Dish acquired Boost as part of the T-Mobile and Sprint merger, which gained antitrust approval in 2020 after agreeing to divest some assets, including some wireless spectrum, to create a new wireless competitor.

T-Mobile has since allowed Dish to use its network, but relations between the companies soured after T-Mobile announced plans to discontinue its older CDMA wireless network — a service still Boost is used by a significant number of customers.

This has prompted Dish to build its own cellular network, which is planned to be available in 120 markets by June.

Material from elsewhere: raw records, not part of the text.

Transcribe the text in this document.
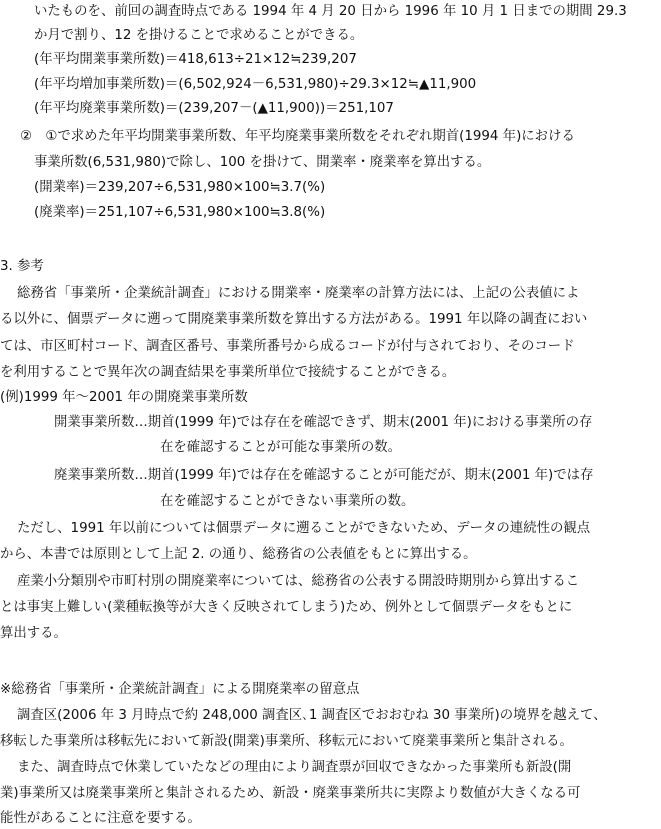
いたものを、前回の調査時点である 1994 年 4 月 20 日から 1996 年 10 月 1 日までの期間 29.3
か月で割り、12 を掛けることで求めることができる。
(年平均開業事業所数)＝418,613÷21×12≒239,207
(年平均増加事業所数)＝(6,502,924－6,531,980)÷29.3×12≒▲11,900
(年平均廃業事業所数)＝(239,207－(▲11,900))＝251,107
②　①で求めた年平均開業事業所数、年平均廃業事業所数をそれぞれ期首(1994 年)における
事業所数(6,531,980)で除し、100 を掛けて、開業率・廃業率を算出する。
(開業率)＝239,207÷6,531,980×100≒3.7(%)
(廃業率)＝251,107÷6,531,980×100≒3.8(%)
3. 参考
総務省「事業所・企業統計調査」における開業率・廃業率の計算方法には、上記の公表値によ
る以外に、個票データに遡って開廃業事業所数を算出する方法がある。1991 年以降の調査におい
ては、市区町村コード、調査区番号、事業所番号から成るコードが付与されており、そのコード
を利用することで異年次の調査結果を事業所単位で接続することができる。
(例)1999 年～2001 年の開廃業事業所数
開業事業所数…期首(1999 年)では存在を確認できず、期末(2001 年)における事業所の存
在を確認することが可能な事業所の数。
廃業事業所数…期首(1999 年)では存在を確認することが可能だが、期末(2001 年)では存
在を確認することができない事業所の数。
ただし、1991 年以前については個票データに遡ることができないため、データの連続性の観点
から、本書では原則として上記 2. の通り、総務省の公表値をもとに算出する。
産業小分類別や市町村別の開廃業率については、総務省の公表する開設時期別から算出するこ
とは事実上難しい(業種転換等が大きく反映されてしまう)ため、例外として個票データをもとに
算出する。
※総務省「事業所・企業統計調査」による開廃業率の留意点
調査区(2006 年 3 月時点で約 248,000 調査区､1 調査区でおおむね 30 事業所)の境界を越えて、
移転した事業所は移転先において新設(開業)事業所、移転元において廃業事業所と集計される。
また、調査時点で休業していたなどの理由により調査票が回収できなかった事業所も新設(開
業)事業所又は廃業事業所と集計されるため、新設・廃業事業所共に実際より数値が大きくなる可
能性があることに注意を要する。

Customers who sign up for the service will have to pay $30 (about Rs 2,200) per month and Dish is selling its first smartphone – Motorola Edge+ – for around $900 (about Rs 68,600), the company said in a statement. Statement.

in another fresh developmentDish has signed a multi-year deal with Samsung to buy equipment for its upcoming 5G network in the United States, one of the biggest radio deals for the South Korean company since its flagship Verizon contract in 2020. is one.

samsung Established itself as a challenger to top telecom equipment suppliers Nokia And ericsson by winning a $6.6 billion (approximately Rs 50,490 crore) deal in the United States with Verizon, and the contract with Dish further strengthens its position for Samsung Networks in a more than $1 billion agreement,” Samsung’s vice president Alok Shah told Reuters. “We will be delivering our first product to Dish later this year.” Dish already has suppliers of Microelectronics Technology (MTI) of Taiwan and Fujitsu 5G radio of Japan.